Munibond racketeering rife - Feds have multi-agency investigation
Bid rigging, tax evasion and other forms of racketeering are rife in the municipal bond business and a huge multijurisdiction criminal investigation has been underway for several years now, the New York Times reports in its business pages. Public toll agencies base almost all their longterm financing on the municipal bond markets so it is of great interest within the US toll industry.
The criminal investigation started as an IRS affair but has ballooned to involve FBI, USDOJ, SEC, and several state law enforcement agencies.
"“It’s rare to sell a Senate seat, but it’s not rare to sell a bond deal. Pay-to-play in the municipal bond market is epidemic. It looks as if there has been price-fixing and bid-rigging on a major scale," a recently retired IRS manager Charles Anderson told the Times. Anderson was manager of tax-exempt bond operations at the IRS.

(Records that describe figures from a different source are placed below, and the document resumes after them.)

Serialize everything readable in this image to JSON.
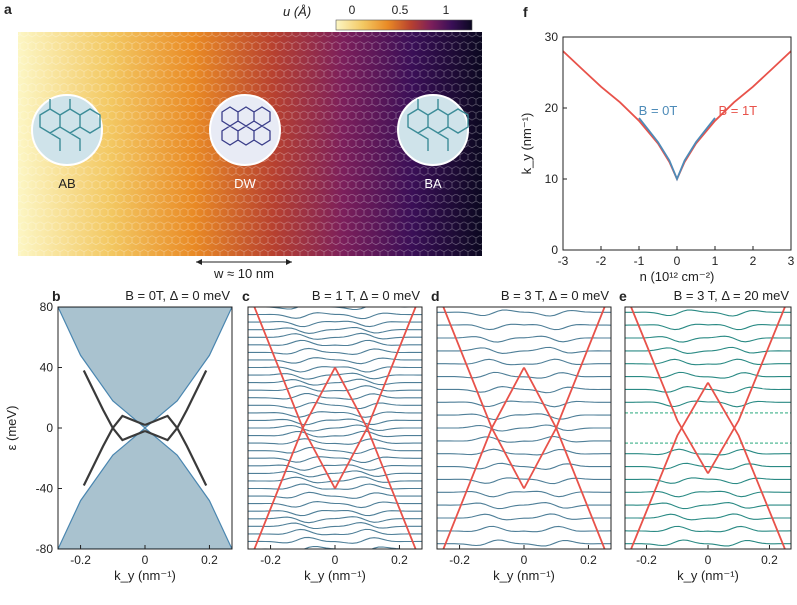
{
  "panel_a": {
    "label": "a",
    "colorbar": {
      "title": "u (Å)",
      "ticks": [
        "0",
        "0.5",
        "1"
      ]
    },
    "regions": [
      "AB",
      "DW",
      "BA"
    ],
    "width_annotation": "w ≈ 10 nm"
  },
  "chart_data": [
    {
      "id": "b",
      "type": "line",
      "label": "b",
      "title": "B = 0T, Δ = 0 meV",
      "xlabel": "k_y (nm⁻¹)",
      "ylabel": "ε (meV)",
      "xlim": [
        -0.27,
        0.27
      ],
      "ylim": [
        -80,
        80
      ],
      "xticks": [
        "-0.2",
        "0",
        "0.2"
      ],
      "yticks": [
        "-80",
        "-40",
        "0",
        "40",
        "80"
      ],
      "series": [
        {
          "style": "shaded continuum",
          "x": [
            -0.27,
            -0.2,
            -0.1,
            0,
            0.1,
            0.2,
            0.27
          ],
          "y_upper": [
            80,
            48,
            18,
            0,
            18,
            48,
            80
          ],
          "y_lower": [
            -80,
            -48,
            -18,
            0,
            -18,
            -48,
            -80
          ]
        },
        {
          "style": "dark",
          "x": [
            -0.19,
            -0.13,
            -0.1,
            -0.07,
            0.0
          ],
          "y": [
            -38,
            -12,
            0,
            8,
            2
          ]
        },
        {
          "style": "dark",
          "x": [
            -0.19,
            -0.13,
            -0.1,
            -0.07,
            0.0
          ],
          "y": [
            38,
            12,
            0,
            -8,
            -2
          ]
        },
        {
          "style": "dark",
          "x": [
            0.19,
            0.13,
            0.1,
            0.07,
            0.0
          ],
          "y": [
            -38,
            -12,
            0,
            8,
            2
          ]
        },
        {
          "style": "dark",
          "x": [
            0.19,
            0.13,
            0.1,
            0.07,
            0.0
          ],
          "y": [
            38,
            12,
            0,
            -8,
            -2
          ]
        }
      ]
    },
    {
      "id": "c",
      "type": "line",
      "label": "c",
      "title": "B = 1 T, Δ = 0 meV",
      "xlabel": "k_y (nm⁻¹)",
      "ylabel": "",
      "xlim": [
        -0.27,
        0.27
      ],
      "ylim": [
        -80,
        80
      ],
      "xticks": [
        "-0.2",
        "0",
        "0.2"
      ],
      "yticks": [],
      "landau_level_spacing_meV": 5,
      "series": [
        {
          "style": "red",
          "x": [
            -0.25,
            -0.1,
            0.0
          ],
          "y": [
            80,
            0,
            -40
          ]
        },
        {
          "style": "red",
          "x": [
            -0.25,
            -0.1,
            0.0
          ],
          "y": [
            -80,
            0,
            40
          ]
        },
        {
          "style": "red",
          "x": [
            0.25,
            0.1,
            0.0
          ],
          "y": [
            80,
            0,
            -40
          ]
        },
        {
          "style": "red",
          "x": [
            0.25,
            0.1,
            0.0
          ],
          "y": [
            -80,
            0,
            40
          ]
        }
      ]
    },
    {
      "id": "d",
      "type": "line",
      "label": "d",
      "title": "B = 3 T, Δ = 0 meV",
      "xlabel": "k_y (nm⁻¹)",
      "ylabel": "",
      "xlim": [
        -0.27,
        0.27
      ],
      "ylim": [
        -80,
        80
      ],
      "xticks": [
        "-0.2",
        "0",
        "0.2"
      ],
      "yticks": [],
      "landau_level_spacing_meV": 8.5,
      "series": [
        {
          "style": "red",
          "x": [
            -0.25,
            -0.1,
            0.0
          ],
          "y": [
            80,
            0,
            -40
          ]
        },
        {
          "style": "red",
          "x": [
            -0.25,
            -0.1,
            0.0
          ],
          "y": [
            -80,
            0,
            40
          ]
        },
        {
          "style": "red",
          "x": [
            0.25,
            0.1,
            0.0
          ],
          "y": [
            80,
            0,
            -40
          ]
        },
        {
          "style": "red",
          "x": [
            0.25,
            0.1,
            0.0
          ],
          "y": [
            -80,
            0,
            40
          ]
        }
      ]
    },
    {
      "id": "e",
      "type": "line",
      "label": "e",
      "title": "B = 3 T, Δ = 20 meV",
      "xlabel": "k_y (nm⁻¹)",
      "ylabel": "",
      "xlim": [
        -0.27,
        0.27
      ],
      "ylim": [
        -80,
        80
      ],
      "xticks": [
        "-0.2",
        "0",
        "0.2"
      ],
      "yticks": [],
      "landau_level_spacing_meV": 8.5,
      "series": [
        {
          "style": "red",
          "x": [
            -0.25,
            -0.1,
            0.0
          ],
          "y": [
            80,
            5,
            -30
          ]
        },
        {
          "style": "red",
          "x": [
            -0.25,
            -0.1,
            0.0
          ],
          "y": [
            -80,
            -5,
            30
          ]
        },
        {
          "style": "red",
          "x": [
            0.25,
            0.1,
            0.0
          ],
          "y": [
            80,
            5,
            -30
          ]
        },
        {
          "style": "red",
          "x": [
            0.25,
            0.1,
            0.0
          ],
          "y": [
            -80,
            -5,
            30
          ]
        }
      ]
    },
    {
      "id": "f",
      "type": "line",
      "label": "f",
      "xlabel": "n (10¹² cm⁻²)",
      "ylabel": "k_y (nm⁻¹)",
      "xlim": [
        -3,
        3
      ],
      "ylim": [
        0,
        30
      ],
      "xticks": [
        "-3",
        "-2",
        "-1",
        "0",
        "1",
        "2",
        "3"
      ],
      "yticks": [
        "0",
        "10",
        "20",
        "30"
      ],
      "annotations": [
        "B = 0T",
        "B = 1T"
      ],
      "series": [
        {
          "name": "B = 1T",
          "color": "#e8524a",
          "x": [
            -3,
            -2.5,
            -2,
            -1.5,
            -1,
            -0.5,
            -0.2,
            0,
            0.2,
            0.5,
            1,
            1.5,
            2,
            2.5,
            3
          ],
          "y": [
            28,
            25.5,
            23,
            20.8,
            18.2,
            15,
            12.4,
            10,
            12.4,
            15,
            18.2,
            20.8,
            23,
            25.5,
            28
          ]
        },
        {
          "name": "B = 0T",
          "color": "#4d8bb8",
          "x": [
            -1,
            -0.5,
            -0.2,
            0,
            0.2,
            0.5,
            1
          ],
          "y": [
            18.6,
            15.2,
            12.6,
            10,
            12.6,
            15.2,
            18.6
          ]
        }
      ]
    }
  ]
}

The Times report also quotes Michael Hausfeld an anti-trust lawyer in Washington who represents some of the state and municipal governments caught up in the federal dragnet as saying the munibond investigation is "one of the
longest-running, most economically pervasive antitrust conspiracies ever to be uncovered in the US."
He says his clients among public sector authorities are victims of huge industry scams and fixes.![]()
Anderson cited an estimate of $4b/year being misappropriated.
Christopher Taylor formerly executive director of the Municipal Securities Rulemaking Board, a regulatory body says tapped telephone calls have produced evidence of organized bid rigging in which supposedly independent financial advisers tell bankers: "We want you to bid on this deal, but you’re not going to get it — you’re going to get the next one. We want you to submit a sloppy bid.”
Taylor said there is evidence of payments by municipalities to banks who have done nothing in return for not competing with a bank selected by the fixers to get the deal. The Justice Department's anti-trust division and the US Attorney's
office in southern New York are leading a major investigation of munibond bid-rigging.
Another angle to the investigation is the charge that a large number of loans were wrongly certified as tax-exempt by financial advisers who knew they didn't qualify, the Times report says.
30 financial services companies at least are involved to the extent of being subpoenaed including JPMorgan, Merrill Lynch and AIG.
In 2006 the FBI conducted raids on three suspect firms including CDR Financial Products (CDRFP) of Beverly Hills CA. New Mexico Gov Bill Richardson is involved because of campaign contributions he received from CDRFP and its appointment by Richardson as the state's adviser for a $1.5b borrowing to raise money for road construction.
Richardson stepped down as President-elect Obama's Commerce Secretary apparently because of potential trouble arising from his dealings with CDRFP. Its president David Rubin gave $100k to Richardson's political fund.
CDRFP and a Philadelphia area firm IMAGE are cited in indictments of former Philadelphia City Treasurer Corey Kemp who now is serving a 10 year jail term for accepting bribes for steering bond business to favored financial firms. Neither firm has been charged with any legal offense.
Many state and municipal officers around the country have complained that financial services companies selling swaps and other derivatives misled them, but there are also allegations of some accepting large bribes to put money into these risky investments. Jefferson County Alabama covering the state's largest city Birmingham is facing a large bankruptcy from swap investments gone bad. CDRFP was the county's principal financial adviser, the Times says.
Any wrongdoing is denied by Rubin in a Note to Clients and Friends: http://www.cdrfp.com/letter.html
Rubin, 45 and founder of CDRFP says he is "an unabashed supporter of Democratic causes and public figures."
Times report http://www.nytimes.com/2009/01/09/business/09insure.html?em
BACKGROUND: The US is unusual in the extent to which its capital market is divided into taxable and tax-free bonds by the tax code. In most countries public authorities borrow on the same basis as commercial business.